Question

Solve the equation
`(3 y^(4)-5 x^(2) y^(2) -6 x^(4) ) dx-(4x y^(3)) dy=0` leaving your answer in implicit form.

Answer 1

`(3y^4-5x^2y^2-6x^4)\,\mathrm dx-4xy^3\,\mathrm dy=0\iff(\mathrm dy)/(\mathrm dx)=(3y^4-5x^2y^2-6x^4)/(4xy^3)`

Multiplying both the numerator and denominator by
`\frac1{x^4}`, we get


`(\mathrm dy)/(\mathrm dx)=(4\left(\frac yx\right)^4-5\left(\frac yx\right)^2-6)/(4\left(\frac yx\right)^3)`

Since the derivative can be expressed as a function of
`\frac yx`, the ODE is homogeneous.
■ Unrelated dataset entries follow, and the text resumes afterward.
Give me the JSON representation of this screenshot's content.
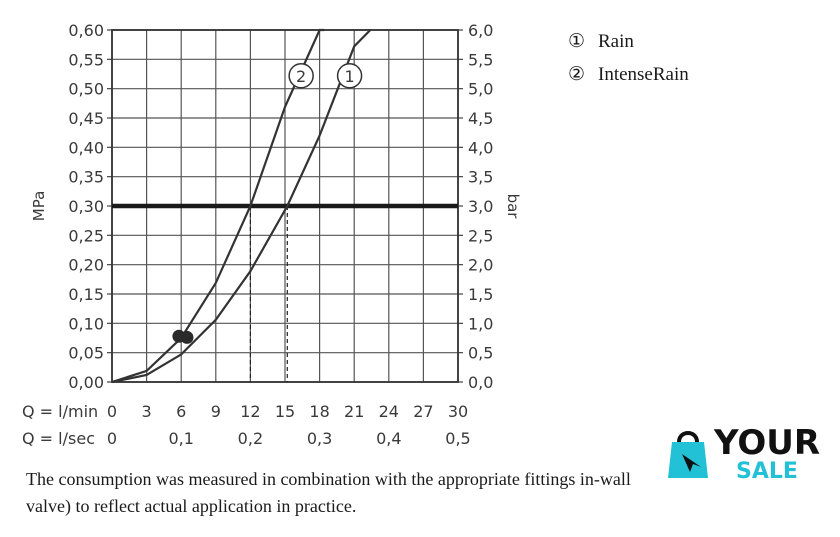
{
  "chart_data": {
    "type": "line",
    "y_left": {
      "label": "MPa",
      "range": [
        0,
        0.6
      ],
      "ticks": [
        "0,00",
        "0,05",
        "0,10",
        "0,15",
        "0,20",
        "0,25",
        "0,30",
        "0,35",
        "0,40",
        "0,45",
        "0,50",
        "0,55",
        "0,60"
      ]
    },
    "y_right": {
      "label": "bar",
      "range": [
        0,
        6
      ],
      "ticks": [
        "0,0",
        "0,5",
        "1,0",
        "1,5",
        "2,0",
        "2,5",
        "3,0",
        "3,5",
        "4,0",
        "4,5",
        "5,0",
        "5,5",
        "6,0"
      ]
    },
    "x_primary": {
      "label": "Q = l/min",
      "range": [
        0,
        30
      ],
      "ticks": [
        "0",
        "3",
        "6",
        "9",
        "12",
        "15",
        "18",
        "21",
        "24",
        "27",
        "30"
      ]
    },
    "x_secondary": {
      "label": "Q = l/sec",
      "ticks": [
        {
          "value": 0,
          "label": "0"
        },
        {
          "value": 6,
          "label": "0,1"
        },
        {
          "value": 12,
          "label": "0,2"
        },
        {
          "value": 18,
          "label": "0,3"
        },
        {
          "value": 24,
          "label": "0,4"
        },
        {
          "value": 30,
          "label": "0,5"
        }
      ]
    },
    "grid": true,
    "reference_line": {
      "y": 0.3
    },
    "markers": [
      {
        "x": 15.2,
        "y": 0.3
      },
      {
        "x": 12.0,
        "y": 0.3
      }
    ],
    "points": [
      {
        "x": 5.8,
        "y": 0.078
      },
      {
        "x": 6.5,
        "y": 0.076
      }
    ],
    "series": [
      {
        "marker": "1",
        "x": [
          0,
          3,
          6,
          9,
          12,
          15.2,
          18,
          21,
          22.4
        ],
        "y": [
          0,
          0.012,
          0.047,
          0.106,
          0.189,
          0.3,
          0.42,
          0.572,
          0.6
        ]
      },
      {
        "marker": "2",
        "x": [
          0,
          3,
          6,
          9,
          12,
          15,
          18,
          18.4
        ],
        "y": [
          0,
          0.019,
          0.075,
          0.169,
          0.3,
          0.469,
          0.6,
          0.6
        ]
      }
    ],
    "legend": {
      "placement": "top-right",
      "entries": [
        {
          "symbol": "①",
          "label": "Rain"
        },
        {
          "symbol": "②",
          "label": "IntenseRain"
        }
      ]
    }
  },
  "caption": "The consumption was measured in combination with the appropriate fittings in-wall valve) to reflect actual application in practice.",
  "logo": {
    "word1": "YOUR",
    "word2": "SALE",
    "accent_color": "#22c1d6"
  }
}
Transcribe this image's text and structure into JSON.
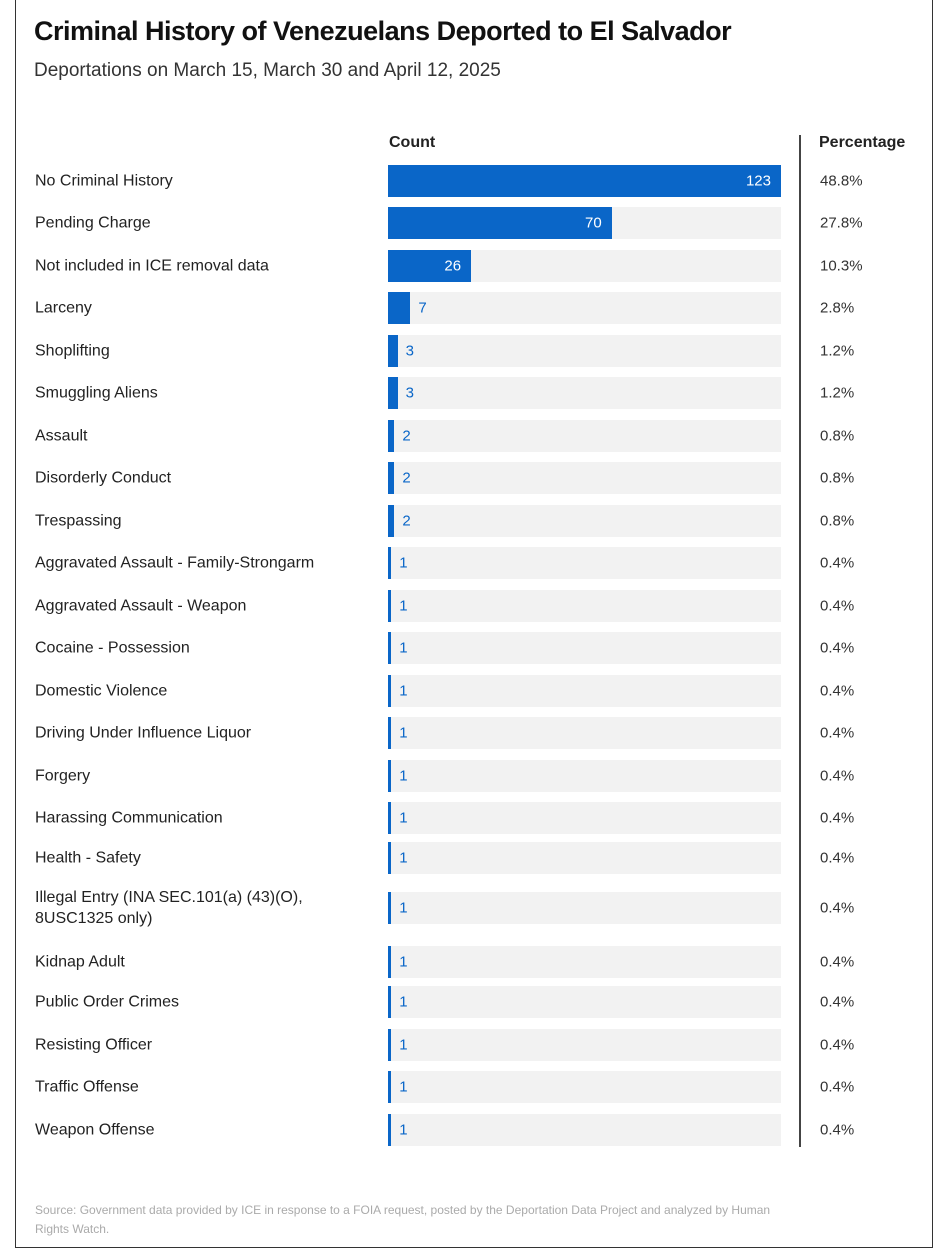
{
  "chart_data": {
    "type": "bar",
    "orientation": "horizontal",
    "title": "Criminal History of Venezuelans Deported to El Salvador",
    "subtitle": "Deportations on March 15, March 30 and April 12, 2025",
    "count_header": "Count",
    "percentage_header": "Percentage",
    "xlim": [
      0,
      123
    ],
    "bar_color": "#0a66c8",
    "categories": [
      "No Criminal History",
      "Pending Charge",
      "Not included in ICE removal data",
      "Larceny",
      "Shoplifting",
      "Smuggling Aliens",
      "Assault",
      "Disorderly Conduct",
      "Trespassing",
      "Aggravated Assault - Family-Strongarm",
      "Aggravated Assault - Weapon",
      "Cocaine - Possession",
      "Domestic Violence",
      "Driving Under Influence Liquor",
      "Forgery",
      "Harassing Communication",
      "Health - Safety",
      "Illegal Entry (INA SEC.101(a) (43)(O), 8USC1325 only)",
      "Kidnap Adult",
      "Public Order Crimes",
      "Resisting Officer",
      "Traffic Offense",
      "Weapon Offense"
    ],
    "values": [
      123,
      70,
      26,
      7,
      3,
      3,
      2,
      2,
      2,
      1,
      1,
      1,
      1,
      1,
      1,
      1,
      1,
      1,
      1,
      1,
      1,
      1,
      1
    ],
    "percentages": [
      "48.8%",
      "27.8%",
      "10.3%",
      "2.8%",
      "1.2%",
      "1.2%",
      "0.8%",
      "0.8%",
      "0.8%",
      "0.4%",
      "0.4%",
      "0.4%",
      "0.4%",
      "0.4%",
      "0.4%",
      "0.4%",
      "0.4%",
      "0.4%",
      "0.4%",
      "0.4%",
      "0.4%",
      "0.4%",
      "0.4%"
    ],
    "source": "Source: Government data provided by ICE in response to a FOIA request, posted by the Deportation Data Project and analyzed by Human Rights Watch."
  }
}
This means substituting
`y=xv` will be an effective approach. Indeed, we have
`(\mathrm dy)/(\mathrm dx)=x(\mathrm dv)/(\mathrm dx)+v`, and the ODE can be rewritten as the separable equation


`x(\mathrm dv)/(\mathrm dx)+v=(3v^4-5v^2-6)/(4v^3)`

`x(\mathrm dv)/(\mathrm dx)=-(v^4+5v^2+6)/(4v^3)`

`(4v^3)/(v^4+5v^2+6)\,\mathrm dv=-\frac{\mathrm dx}x`

`\displaystyle\int(4v^3)/(v^4+5v^2+6)\,\mathrm dv=-\int\frac{\mathrm dx}x`

`\displaystyle\int\left((12v)/(v^2+3)-(8v)/(v^2+2)\right)\,\mathrm dv=-\ln|x|+C`

`6\ln(v^2+3)-4\ln(v^2+2)=-\ln|x|+C`

`\ln((v^2+3)^6)/((v^2+2)^4)=-\ln x+C`

`((v^2+3)^6)/((v^2+2)^4)=\frac Cx`


`(\left((y^2)/(x^2)+3\right)^6)/(\left((y^2)/(x^2)+2\right)^4)=\frac Cx`

`((y^2+3x^2)^6)/(x^4(y^2+2x^2)^4)=\frac Cx`

`((y^2+3x^2)^6)/((y^2+2x^2)^4)=Cx^3`

You're welcome to unpack this further, but I would stop here.